Somnamboulevard – Poststellige Fünfleitzahlen Von Micky Remann

Als der Missionar von seiner schweren Arbeit nach Hause kam – er hatte gerade einen Haufen Hamster konfirmiert – war er nicht wenig überrascht, im Briefkasten neben der Werbebroschüre eines Versandhauses für modernen Bischofsbedarf einen in Melanesien abgestempelten Umschlag vorzufinden.

Wie er sich auf Anhieb denken konnte, und der Anhieb bestätigte sich, stammte der Brief von jener damals vergeblich angebeteten Häuptlingstochter, der er zwar etliche Schmalz- und Schmollbriefe nachgeschickt hatte, welche aber sämtlich unbeantwortet geblieben waren. Um so erregter machte ihn dieser Schrieb, den er der Länge nach auf dem Flokatiteppich ausgestreckt, jetzt las.
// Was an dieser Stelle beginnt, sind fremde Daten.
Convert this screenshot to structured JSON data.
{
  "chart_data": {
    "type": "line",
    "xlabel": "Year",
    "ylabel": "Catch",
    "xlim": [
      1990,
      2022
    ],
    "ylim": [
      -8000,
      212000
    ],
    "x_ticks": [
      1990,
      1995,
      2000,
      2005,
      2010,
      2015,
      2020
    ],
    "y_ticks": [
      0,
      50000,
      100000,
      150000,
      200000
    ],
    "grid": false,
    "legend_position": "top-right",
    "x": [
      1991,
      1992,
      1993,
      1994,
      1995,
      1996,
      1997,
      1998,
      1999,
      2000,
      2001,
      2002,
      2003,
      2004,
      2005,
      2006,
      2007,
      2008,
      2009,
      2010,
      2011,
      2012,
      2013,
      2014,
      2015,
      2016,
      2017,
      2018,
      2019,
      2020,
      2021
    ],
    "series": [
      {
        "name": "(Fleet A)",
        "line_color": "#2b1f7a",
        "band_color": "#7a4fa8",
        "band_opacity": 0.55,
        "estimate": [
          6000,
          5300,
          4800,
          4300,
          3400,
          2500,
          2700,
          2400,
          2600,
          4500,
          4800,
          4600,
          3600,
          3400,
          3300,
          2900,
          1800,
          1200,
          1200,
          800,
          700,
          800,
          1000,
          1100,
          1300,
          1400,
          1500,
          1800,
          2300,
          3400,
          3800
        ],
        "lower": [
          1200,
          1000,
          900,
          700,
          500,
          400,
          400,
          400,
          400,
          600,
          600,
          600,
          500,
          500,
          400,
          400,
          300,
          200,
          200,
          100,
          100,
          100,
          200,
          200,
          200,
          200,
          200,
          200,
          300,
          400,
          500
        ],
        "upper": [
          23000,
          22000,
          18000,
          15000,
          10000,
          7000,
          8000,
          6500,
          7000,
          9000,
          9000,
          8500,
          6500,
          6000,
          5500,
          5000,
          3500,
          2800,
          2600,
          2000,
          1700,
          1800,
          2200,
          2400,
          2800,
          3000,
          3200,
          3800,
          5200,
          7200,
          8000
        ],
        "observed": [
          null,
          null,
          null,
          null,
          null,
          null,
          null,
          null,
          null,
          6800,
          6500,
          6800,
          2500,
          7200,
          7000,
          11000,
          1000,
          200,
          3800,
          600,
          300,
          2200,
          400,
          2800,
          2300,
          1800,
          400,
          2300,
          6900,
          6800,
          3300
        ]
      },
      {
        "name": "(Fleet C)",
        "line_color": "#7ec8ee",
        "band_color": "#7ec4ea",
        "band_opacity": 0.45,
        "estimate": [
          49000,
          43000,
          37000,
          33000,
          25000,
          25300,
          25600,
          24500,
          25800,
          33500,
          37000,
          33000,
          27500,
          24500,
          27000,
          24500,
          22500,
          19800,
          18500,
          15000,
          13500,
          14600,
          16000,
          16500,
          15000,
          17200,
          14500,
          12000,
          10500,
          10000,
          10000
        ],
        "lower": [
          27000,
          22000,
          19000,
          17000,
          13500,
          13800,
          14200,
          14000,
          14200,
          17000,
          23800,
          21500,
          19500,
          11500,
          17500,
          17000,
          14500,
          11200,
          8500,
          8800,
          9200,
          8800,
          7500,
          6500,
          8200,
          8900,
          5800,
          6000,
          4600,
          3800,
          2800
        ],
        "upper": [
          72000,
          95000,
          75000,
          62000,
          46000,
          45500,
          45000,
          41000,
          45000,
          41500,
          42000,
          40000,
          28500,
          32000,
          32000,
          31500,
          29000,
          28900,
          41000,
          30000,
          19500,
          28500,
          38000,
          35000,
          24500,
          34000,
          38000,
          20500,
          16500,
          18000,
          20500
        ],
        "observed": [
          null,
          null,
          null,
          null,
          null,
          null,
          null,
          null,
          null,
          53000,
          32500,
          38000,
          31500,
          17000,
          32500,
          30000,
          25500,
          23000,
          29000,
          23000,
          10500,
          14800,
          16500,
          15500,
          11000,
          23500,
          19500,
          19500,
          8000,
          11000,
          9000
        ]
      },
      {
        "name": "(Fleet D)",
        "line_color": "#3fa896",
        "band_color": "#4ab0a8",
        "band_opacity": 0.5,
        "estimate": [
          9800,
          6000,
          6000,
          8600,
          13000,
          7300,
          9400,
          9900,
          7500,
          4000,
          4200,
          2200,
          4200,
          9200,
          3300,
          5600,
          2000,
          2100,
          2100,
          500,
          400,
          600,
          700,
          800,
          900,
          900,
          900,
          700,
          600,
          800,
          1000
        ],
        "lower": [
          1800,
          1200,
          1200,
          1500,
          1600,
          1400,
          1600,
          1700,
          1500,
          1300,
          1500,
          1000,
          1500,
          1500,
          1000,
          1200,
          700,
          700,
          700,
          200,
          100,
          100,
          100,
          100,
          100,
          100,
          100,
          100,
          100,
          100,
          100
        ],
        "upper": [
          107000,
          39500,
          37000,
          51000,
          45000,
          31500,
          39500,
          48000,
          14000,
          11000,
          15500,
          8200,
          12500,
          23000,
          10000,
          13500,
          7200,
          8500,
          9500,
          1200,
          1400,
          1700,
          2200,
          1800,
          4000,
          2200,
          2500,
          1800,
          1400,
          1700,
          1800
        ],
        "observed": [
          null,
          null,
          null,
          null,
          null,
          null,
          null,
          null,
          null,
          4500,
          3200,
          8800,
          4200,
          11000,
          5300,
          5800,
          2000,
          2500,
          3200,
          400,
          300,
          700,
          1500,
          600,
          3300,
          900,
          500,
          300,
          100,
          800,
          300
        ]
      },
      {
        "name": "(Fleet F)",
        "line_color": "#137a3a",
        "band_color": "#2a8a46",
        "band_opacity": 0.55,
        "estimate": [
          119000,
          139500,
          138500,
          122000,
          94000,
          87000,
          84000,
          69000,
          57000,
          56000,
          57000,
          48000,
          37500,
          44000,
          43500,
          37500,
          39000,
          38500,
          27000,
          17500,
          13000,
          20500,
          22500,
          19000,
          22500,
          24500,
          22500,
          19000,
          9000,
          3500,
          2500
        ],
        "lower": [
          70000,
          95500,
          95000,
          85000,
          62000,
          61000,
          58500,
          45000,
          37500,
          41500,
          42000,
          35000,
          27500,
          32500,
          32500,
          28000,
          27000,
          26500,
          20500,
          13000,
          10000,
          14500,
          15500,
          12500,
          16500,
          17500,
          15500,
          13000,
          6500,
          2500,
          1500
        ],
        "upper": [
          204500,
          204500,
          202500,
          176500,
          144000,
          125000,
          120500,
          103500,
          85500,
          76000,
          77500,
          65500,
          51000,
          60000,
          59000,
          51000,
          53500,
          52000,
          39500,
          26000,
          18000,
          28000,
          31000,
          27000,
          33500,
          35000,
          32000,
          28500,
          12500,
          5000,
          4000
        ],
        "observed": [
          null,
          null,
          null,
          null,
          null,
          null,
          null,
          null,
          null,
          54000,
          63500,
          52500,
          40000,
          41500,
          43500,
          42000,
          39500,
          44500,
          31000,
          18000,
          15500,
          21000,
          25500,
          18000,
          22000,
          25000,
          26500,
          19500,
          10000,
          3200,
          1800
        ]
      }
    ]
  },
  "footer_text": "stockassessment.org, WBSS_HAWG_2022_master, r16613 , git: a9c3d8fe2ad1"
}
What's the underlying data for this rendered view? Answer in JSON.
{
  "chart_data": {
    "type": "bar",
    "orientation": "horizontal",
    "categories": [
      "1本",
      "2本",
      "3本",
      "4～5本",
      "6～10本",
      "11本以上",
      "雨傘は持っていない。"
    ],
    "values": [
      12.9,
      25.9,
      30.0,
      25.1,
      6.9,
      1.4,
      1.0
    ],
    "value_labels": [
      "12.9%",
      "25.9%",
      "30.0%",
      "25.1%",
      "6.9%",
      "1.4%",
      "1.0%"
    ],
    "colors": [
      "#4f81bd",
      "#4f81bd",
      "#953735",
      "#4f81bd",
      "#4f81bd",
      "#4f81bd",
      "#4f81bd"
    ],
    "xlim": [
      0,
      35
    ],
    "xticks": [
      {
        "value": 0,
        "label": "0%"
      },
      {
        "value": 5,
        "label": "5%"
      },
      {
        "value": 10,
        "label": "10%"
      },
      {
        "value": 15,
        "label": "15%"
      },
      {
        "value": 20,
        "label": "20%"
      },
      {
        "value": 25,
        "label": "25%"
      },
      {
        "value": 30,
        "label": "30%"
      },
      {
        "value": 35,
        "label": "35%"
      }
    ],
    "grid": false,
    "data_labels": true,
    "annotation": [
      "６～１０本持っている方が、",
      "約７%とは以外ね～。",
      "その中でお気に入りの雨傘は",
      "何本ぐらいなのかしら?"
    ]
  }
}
„Wie du sicher einsehen wirst“, schrieb ihm die schöne Häuptlingstochter, „mußte ich mit der Antwort auf deine vielen Schreiben bis zur Einführung der neuen Postleitzahlen warten, weil die in einem Akt der somnambulen Oratio ex nihilo erst im Schlaf erfunden werden mußten, also aus dem Bereich des Ungesehenen in den Bereich des Gesehenen geerntet werden wie reife Kirschen vom Baum, und zwar in Melanesien, und zwar von mir, es war so, daß ich im Traum meinen alten Hamster Escha Tolo channelte, der mir mittels einer astralen Lottoziehungsmaschine alle Postleitzahlen offenbarte, und das ist ein Postgeheimnis, das euren Postboten wie auch dem Postpublikum bislang verschwiegen wurde.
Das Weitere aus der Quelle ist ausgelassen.